Try to imagine life without ESPN and all the things it has introduced into the culture:

* "SportsCenter," a nightly sports news program.

* Coverage of the NCAA basketball tournament that allowed the viewer to see concluding action in one game while another was in progress.

* Periodic updates that occupied a corner of the screen, permitting the viewer to get the latest scores without missing any action.

* Continuing coverage of the America's Cup yacht race that brought what had been considered an elitist event into the nation's living rooms.

* An often stark-raving-mad former basketball coach named Dick Vitale.

Fifteen years later, ESPN's influence on American sports -- from what happens on the field, to what the viewer sees, and even to the sports lexicon itself -- is far-reaching and undeniable.

"I thought it would take much longer for them to have the impact that they have," said Keith Mills, Channel 2's weekend sports anchor. "In the beginning, everybody sort of shrugged it aside as another gimmick, but they are better than any [broadcast] network covering sports."

Said Berman: "All kinds of people come to us. We're a constant. When you travel, you can watch an amazing play in a hotel room, and you call a friend of yours and he's seen the same thing. It doesn't matter where you are, you can talk the same language. It really is amazing."

It's even more amazing when one remembers ESPN's early days, when it was known as the Entertainment and Sports Programming Network and ran business shows in the early morning hours.

Then, it was owned by Getty Oil, and aired an eclectic mix of frequently repeated programs that often ranged from the ridiculous to the more ridiculous.

"Those first few years, it was tough to call people to get passes and explain that we're not the Spanish network," said Bob Ley, who, with Tom Mees and Berman, is one of three remaining sportscasters who have stayed from the beginning.

Slowly but surely, ESPN began to build a following and a reputation, thanks to its "whip-around" coverage of the early rounds of the NCAA tournament and the NFL draft, events that had not appeared anywhere else but gave the fledgling network an identity.

On more than a few occasions, Getty threatened to pull the plug on ESPN, but when ABC purchased the network in 1984, placing it in the hands of broadcasters who understood that such an undertaking would need time to prosper, ESPN's success was assured.

Announcers fed growth

From there, ESPN exploded, thanks in large part to a strong stable of announcers, which included NBC's Greg Gumbel and former Baltimore sportscasters John Saunders and Gayle Gardner, who went on to network success.

ESPN's coverage of the 1987 America's Cup races from Australia garnered high ratings and critical notice, and set the stage for its biggest acquisition to date later that year: a weekly NFL game.

For "lifers" such as Berman, who had suffered through the network's lean early days, ESPN's first NFL telecast -- an Aug. 15 Chicago Bears-Miami Dolphins exhibition game -- was not to be missed.

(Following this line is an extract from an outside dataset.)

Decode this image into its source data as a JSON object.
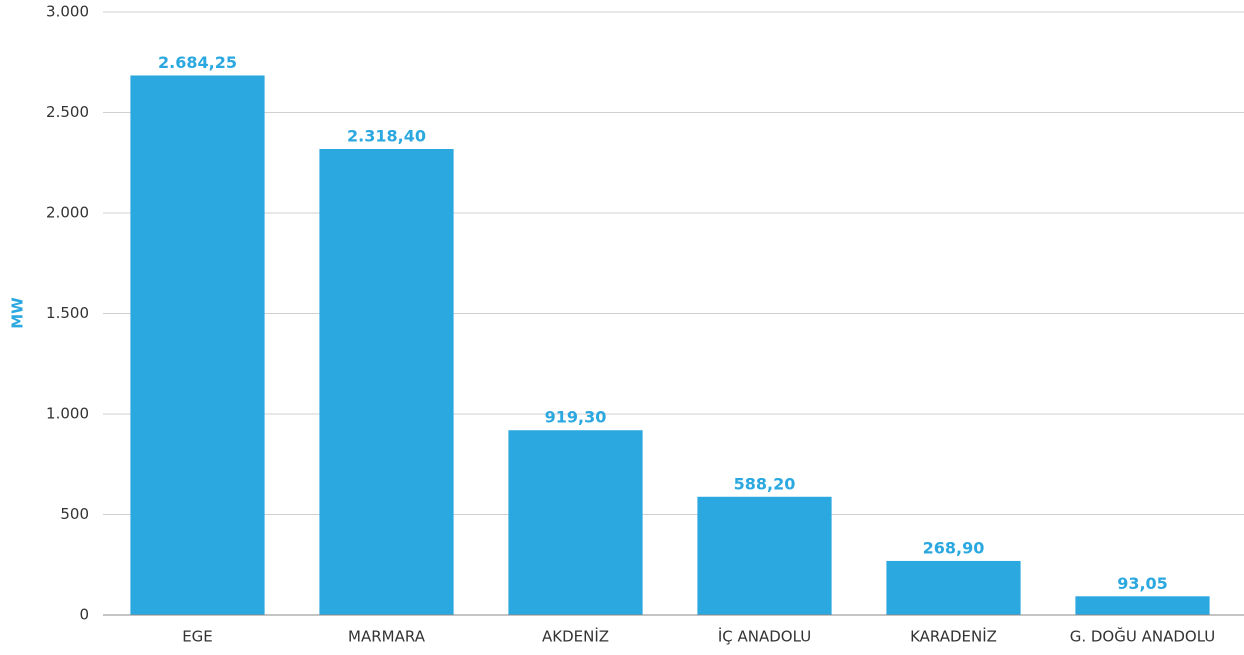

"When I tripped on 40 engineers here that day, I knew we were on to something," said Berman. "For those who had been in here in our what I call 'Wonder Bread' or formative years, that night was special, and when I turned to send it to Mike Patrick in Joe Robbie Stadium, there were tears in my eyes."

Next, ESPN acquired a portion of the baseball contract in 1990, and in effect, became the home of the Game of the Week, although the original, four-year, $400 million deal became a financial loser for the network.